Depending on the widow’s wishes, her legal representatives are keen to appeal against this decision.

Matthew Evans, director of the AIRE Centre, was disappointed by the fact that the judge included access to housing benefits and council tax reduction when conducting the “proportionality assessment”, in a case where the claimant clearly did not need assistance with housing costs. In addition, it seems odd that the judge looked at the “burden” on the social assistance system forever, rather than for just five years, after which the claimant would acquire the right to permanent residence and therefore be entitled to those welfare benefits.

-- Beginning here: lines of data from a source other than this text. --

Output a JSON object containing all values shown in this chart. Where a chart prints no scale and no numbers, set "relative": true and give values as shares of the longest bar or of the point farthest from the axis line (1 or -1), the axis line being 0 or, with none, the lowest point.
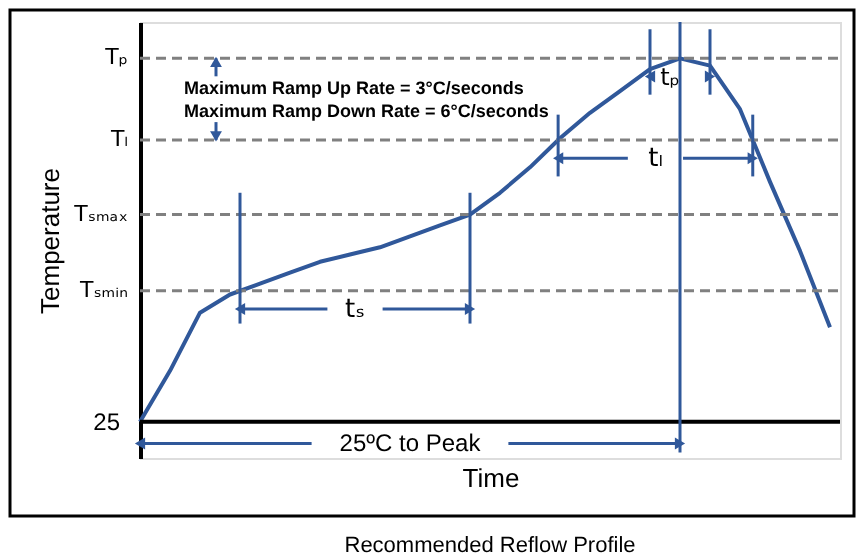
{
  "chart_data": {
    "type": "line",
    "relative": true,
    "title": "Recommended Reflow Profile",
    "xlabel": "Time",
    "ylabel": "Temperature",
    "categories": [
      null,
      null,
      null,
      null,
      null,
      null,
      null,
      null,
      null,
      null,
      null,
      null,
      null,
      null,
      null,
      null,
      null,
      null,
      null,
      null,
      null,
      null,
      null,
      null
    ],
    "series": [
      {
        "color": "#30589a",
        "values": [
          0,
          0.14,
          0.3,
          0.35,
          0.38,
          0.41,
          0.44,
          0.46,
          0.48,
          0.51,
          0.54,
          0.57,
          0.63,
          0.7,
          0.78,
          0.85,
          0.91,
          0.97,
          1.0,
          0.98,
          0.86,
          0.66,
          0.47,
          0.26
        ]
      }
    ],
    "ref_lines": [
      {
        "axis": "y",
        "value": 1.0,
        "label": "Tₚ",
        "color": "#808080",
        "line_style": "dashed"
      },
      {
        "axis": "y",
        "value": 0.775,
        "label": "Tₗ",
        "color": "#808080",
        "line_style": "dashed"
      },
      {
        "axis": "y",
        "value": 0.57,
        "label": "Tₛₘₐₓ",
        "color": "#808080",
        "line_style": "dashed"
      },
      {
        "axis": "y",
        "value": 0.36,
        "label": "Tₛₘᵢₙ",
        "color": "#808080",
        "line_style": "dashed"
      }
    ],
    "annotations": [
      "Maximum Ramp Up Rate = 3°C/seconds",
      "Maximum Ramp Down Rate = 6°C/seconds",
      "tₛ",
      "tₗ",
      "tₚ",
      "25ºC to Peak",
      "25"
    ]
  }
}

Even if the case is not appealed, or does not eventually succeed, Mrs AMS might be one of those EU nationals who will benefit from the government’s proposals on the position of EU nationals after Brexit. EU citizens who lived in the UK as self-sufficient would not need to show that they had comprehensive health insurance in order to qualify for the new ‘settled status’.

Whether or not Mrs AMS can benefit from this does, of course, also depend on whether EU nationals will be able to rely on any five-year period, or only on the five-year period immediately preceding the application for settled status. If EU nationals may only rely on the five years leading up to the application, Mrs AMS might still fail to show that she had sufficient resources for those five years.

That said, the fact that the government suggests it will not insist on health insurance gives me some hope that they will also be more lax with the “sufficient resources requirement”. Watch this space.